In the summer of 1985, thirty-year-old Julie Gold, an aspiring singer/songwriter, was working odd jobs in New York City when she received word from her parents in Pennsylvania that they were shipping the family piano to her as a birthday gift. The day after it arrived, Julie sat at the keyboard and in two hours wrote a song that became a popular hit in 1990, especially among the American troops serving in the Gulf War. The song won a Minute Man award from the US Army for inspiring troops during the war and eventually earned a Grammy for Song of the Year. The song was entitled, “From a Distance.” Here are some of the lyrics:
“From a distance the world looks blue and green
And the snow-capped mountains white.
From a distance the oceans meets the stream
And the eagle takes to flight.
God is watching us. God is watching us.
God is watching us from a distance.”
While Julie Gold’s song won a Grammy, the message it sends is not the message God would have us hear.
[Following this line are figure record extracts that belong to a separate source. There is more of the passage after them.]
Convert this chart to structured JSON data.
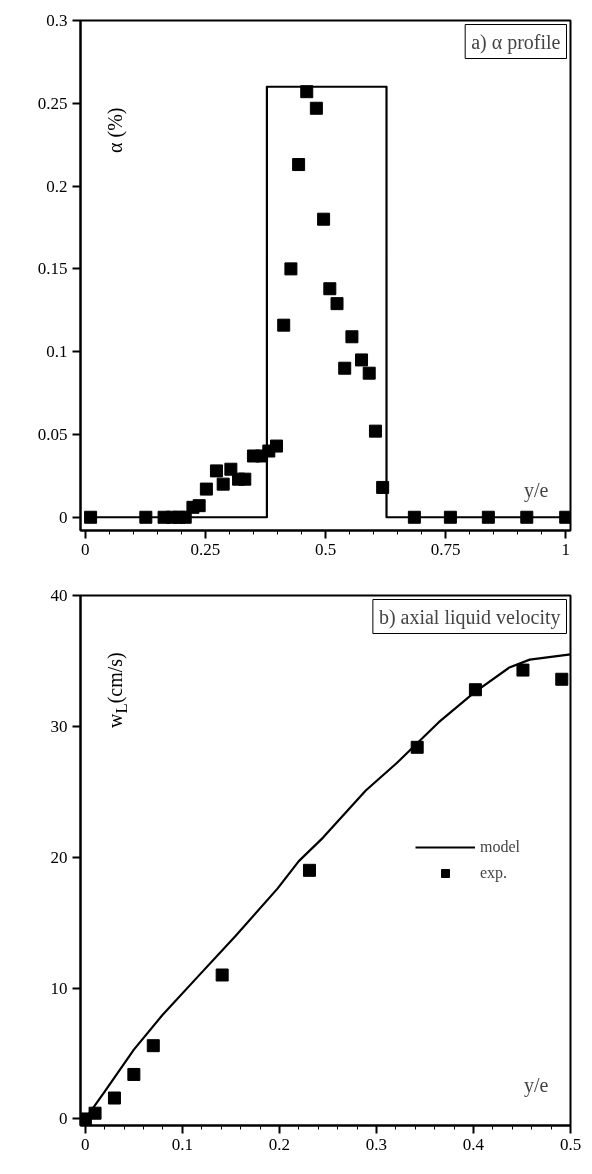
{
  "chart_data": [
    {
      "type": "scatter",
      "title": "a) α profile",
      "xlabel": "y/e",
      "ylabel": "α (%)",
      "xlim": [
        -0.01,
        1.01
      ],
      "ylim": [
        -0.008,
        0.3
      ],
      "xticks": [
        0,
        0.25,
        0.5,
        0.75,
        1
      ],
      "yticks": [
        0,
        0.05,
        0.1,
        0.15,
        0.2,
        0.25,
        0.3
      ],
      "grid": false,
      "legend": false,
      "series": [
        {
          "type": "line",
          "marker": "none",
          "color": "#000000",
          "x": [
            0,
            0.378,
            0.378,
            0.627,
            0.627,
            1
          ],
          "values": [
            0,
            0,
            0.26,
            0.26,
            0,
            0
          ]
        },
        {
          "marker": "square",
          "color": "#000000",
          "x": [
            0.011,
            0.126,
            0.164,
            0.181,
            0.195,
            0.208,
            0.224,
            0.237,
            0.252,
            0.273,
            0.287,
            0.303,
            0.319,
            0.332,
            0.35,
            0.367,
            0.382,
            0.398,
            0.413,
            0.428,
            0.444,
            0.461,
            0.481,
            0.496,
            0.509,
            0.524,
            0.54,
            0.555,
            0.575,
            0.591,
            0.604,
            0.619,
            0.685,
            0.76,
            0.839,
            0.919,
            1.0
          ],
          "values": [
            0,
            0,
            0,
            0,
            0,
            0,
            0.006,
            0.007,
            0.017,
            0.028,
            0.02,
            0.029,
            0.023,
            0.023,
            0.037,
            0.037,
            0.04,
            0.043,
            0.116,
            0.15,
            0.213,
            0.257,
            0.247,
            0.18,
            0.138,
            0.129,
            0.09,
            0.109,
            0.095,
            0.087,
            0.052,
            0.018,
            0,
            0,
            0,
            0,
            0
          ]
        }
      ]
    },
    {
      "type": "scatter",
      "title": "b) axial liquid velocity",
      "xlabel": "y/e",
      "ylabel": "w$_{L}$(cm/s)",
      "xlim": [
        -0.005,
        0.5
      ],
      "ylim": [
        -0.5,
        40
      ],
      "xticks": [
        0,
        0.1,
        0.2,
        0.3,
        0.4,
        0.5
      ],
      "yticks": [
        0,
        10,
        20,
        30,
        40
      ],
      "grid": false,
      "legend": "right",
      "series": [
        {
          "type": "line",
          "marker": "none",
          "name": "model",
          "color": "#000000",
          "x": [
            0,
            0.021,
            0.05,
            0.079,
            0.115,
            0.155,
            0.198,
            0.22,
            0.245,
            0.289,
            0.321,
            0.364,
            0.401,
            0.437,
            0.458,
            0.5
          ],
          "values": [
            0,
            2.2,
            5.3,
            7.9,
            10.8,
            14.0,
            17.6,
            19.7,
            21.5,
            25.1,
            27.2,
            30.3,
            32.6,
            34.5,
            35.1,
            35.5
          ]
        },
        {
          "marker": "square",
          "name": "exp.",
          "color": "#000000",
          "x": [
            0,
            0.01,
            0.03,
            0.05,
            0.07,
            0.141,
            0.231,
            0.342,
            0.402,
            0.451,
            0.491
          ],
          "values": [
            0,
            0.44,
            1.6,
            3.4,
            5.6,
            11.0,
            19.0,
            28.4,
            32.8,
            34.3,
            33.6
          ]
        }
      ]
    }
  ]
}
Julie’s song was about a distant God – and impersonal God – a passive God who watches but does not act. How different from the God the psalmist wrote about in Psalm 95.
“He owns the depths of the earth,
And even the mightiest mountains are his.
The sea belongs to him, for he made it.
His hands formed the dry land, too.
Come, let us worship and bow down.
Let us kneel before the Lord our maker, for he is our God.
We are the people he watches over, the sheep under His care.”
Julie’s song is about a God who watches from a distance. The Psalmist’s God is a God who acts – who engages with us personally, who wants to relate to us intimately, and who wants to be our Father. Personally, I prefer the God I find in the Psalms. How about you?